“如今人证、物证均指向你。是你假借万东家之名,指使这两个人,用带有毒性的半夏替换益生堂的清半夏,致使杨方氏用药殒命。其后,你更是没有丝毫忏悔之心,还意图让他们两个掳走云东家。失败后,又让掌柜清理迷香和药材。你可知罪?”

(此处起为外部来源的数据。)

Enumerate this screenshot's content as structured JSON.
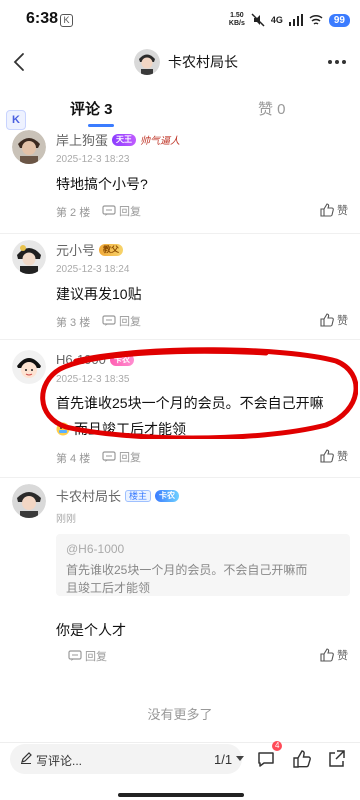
{
  "status_bar": {
    "time": "6:38",
    "speed_value": "1.50",
    "speed_unit": "KB/s",
    "network": "4G",
    "battery": "99"
  },
  "header": {
    "title": "卡农村局长"
  },
  "tabs": [
    {
      "label": "评论 3"
    },
    {
      "label": "赞 0"
    }
  ],
  "floating_button": "K",
  "comments": [
    {
      "user": "岸上狗蛋",
      "badges": [
        "天王"
      ],
      "signature": "帅气逼人",
      "time": "2025-12-3 18:23",
      "text": "特地搞个小号?",
      "floor": "第 2 楼",
      "reply_label": "回复",
      "like_label": "赞"
    },
    {
      "user": "元小号",
      "badges": [
        "教父"
      ],
      "time": "2025-12-3 18:24",
      "text": "建议再发10贴",
      "floor": "第 3 楼",
      "reply_label": "回复",
      "like_label": "赞"
    },
    {
      "user": "H6-1000",
      "badges": [
        "卡农"
      ],
      "time": "2025-12-3 18:35",
      "text_line1": "首先谁收25块一个月的会员。不会自己开嘛",
      "text_line2": "而且竣工后才能领",
      "floor": "第 4 楼",
      "reply_label": "回复",
      "like_label": "赞"
    },
    {
      "user": "卡农村局长",
      "badges": [
        "楼主",
        "卡农"
      ],
      "time": "刚刚",
      "quote_user": "@H6-1000",
      "quote_text_line1": "首先谁收25块一个月的会员。不会自己开嘛而",
      "quote_text_line2": "且竣工后才能领",
      "text": "你是个人才",
      "reply_label": "回复",
      "like_label": "赞"
    }
  ],
  "footer": {
    "no_more": "没有更多了"
  },
  "bottom_bar": {
    "write_label": "写评论...",
    "page": "1/1",
    "notification_count": "4"
  },
  "colors": {
    "accent": "#3b7cff",
    "annotation": "#e00000"
  }
}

韩聚一条一条都给任千智解释清楚,只要他肯认罪,万世明这一万两银子,他就可以安稳的收下了。
云树自然也听出这赤裸裸的包庇之意!
“大人!我与这任千智素不相识,他如何会害我和益生堂?还请大人明察!”
任千智看一眼云树,暗道:果然容色倾城,即便是个男子,也是个妖孽!也难怪东家按捺不住,一心要将他掳回去。只是没想到,这个云东家运道太好!竟然还给人救了回去!
再看了万世明一眼。
陷害益生堂之事,本来做得非常之完美!若没有东家偷偷让那两个人揪住机会,将益生堂的东家一块掳回来,这件事根本就牵连不到万家。结果偷鸡不成蚀把米,反倒把自己人陷进去,然后滚雪球一样,越来越多的人滚进来,最后滚到他头上。
万世明眼中的殷殷期望,他看到了。
这样的人,成事不足败事有余!他不仅能亲手毁掉完好的计策,还将自己的军师给牵累进去,也是个“人才”!若不是因为当年他出手救了母亲的缘故,他何至于做这样的人的门客?为这样的人谋划害人之事?
韩聚不理会云树的质疑,又拍惊堂木。
“任千智!大堂之上左顾右盼,无视本官问话,看来你很不老实!来人,大刑伺候!”
“大人明察,益生堂之事,确实我所为。”
韩聚闻言,心情愉快不少。“喔,原因何在?”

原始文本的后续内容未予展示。